Breaking the Fall
Recently, I was talking with a friend about why we enjoy fall. There is something about the chill in the air, the sweaters, the brilliant sunsets (slightly different from summer). But there is something else, something that we struggled to put our fingers on.
There is a hint of death in the air.
Beautifully, leaves are cut off from life-giving chlorophyl, they turn all colors, disconnect from the tree keeping them alive, and plunge to the ground to be crunched underfoot.
Somehow, as it grows cold and we approach winter each year, I still manage to find beauty in the death all around me, littering the ground quite literally.
I have learned in my years on earth that fall is not the end. Death comes, but life comes after. Spring never ceases to break through the snow, making the road impassable by sledge. The witch loses her power.

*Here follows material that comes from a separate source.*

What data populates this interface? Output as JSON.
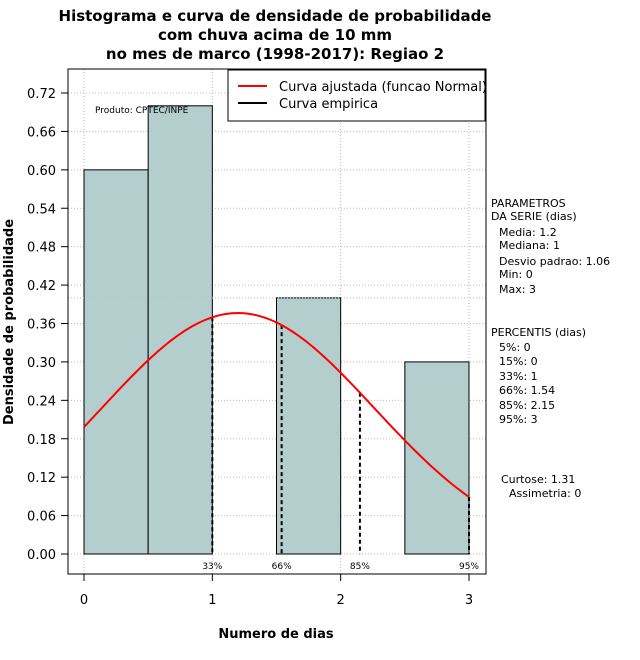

Fall reminds me that transition, illness, difficulty and sorrow, yes, even death, are not final. Also, if I'm paying attention, I can see the glow: the extravagant, glorious picture of a life lived with abandon, smiling in the face of death, knowing that it has no power.
Fall is not itself without spring. Each season is informed by the other, not whole without all of the pieces of the year. I find each season to be almost as much about the other seasons as it is about itself.
So it is with my life.
In difficult seasons, I hold tightly to the promise of the next one, but also to the truth of the beauty inherent, even in death, freezing, and falling. In seasons filled with life, rejoicing and peace, I store up those things within myself, knowing that I will need them later, when all has gone cold.
It is precisely this paradox which keeps me going: there is beauty in the brokenness; the leaves fall and die and decompose, the Lord brings new life into the trees once again, in due time.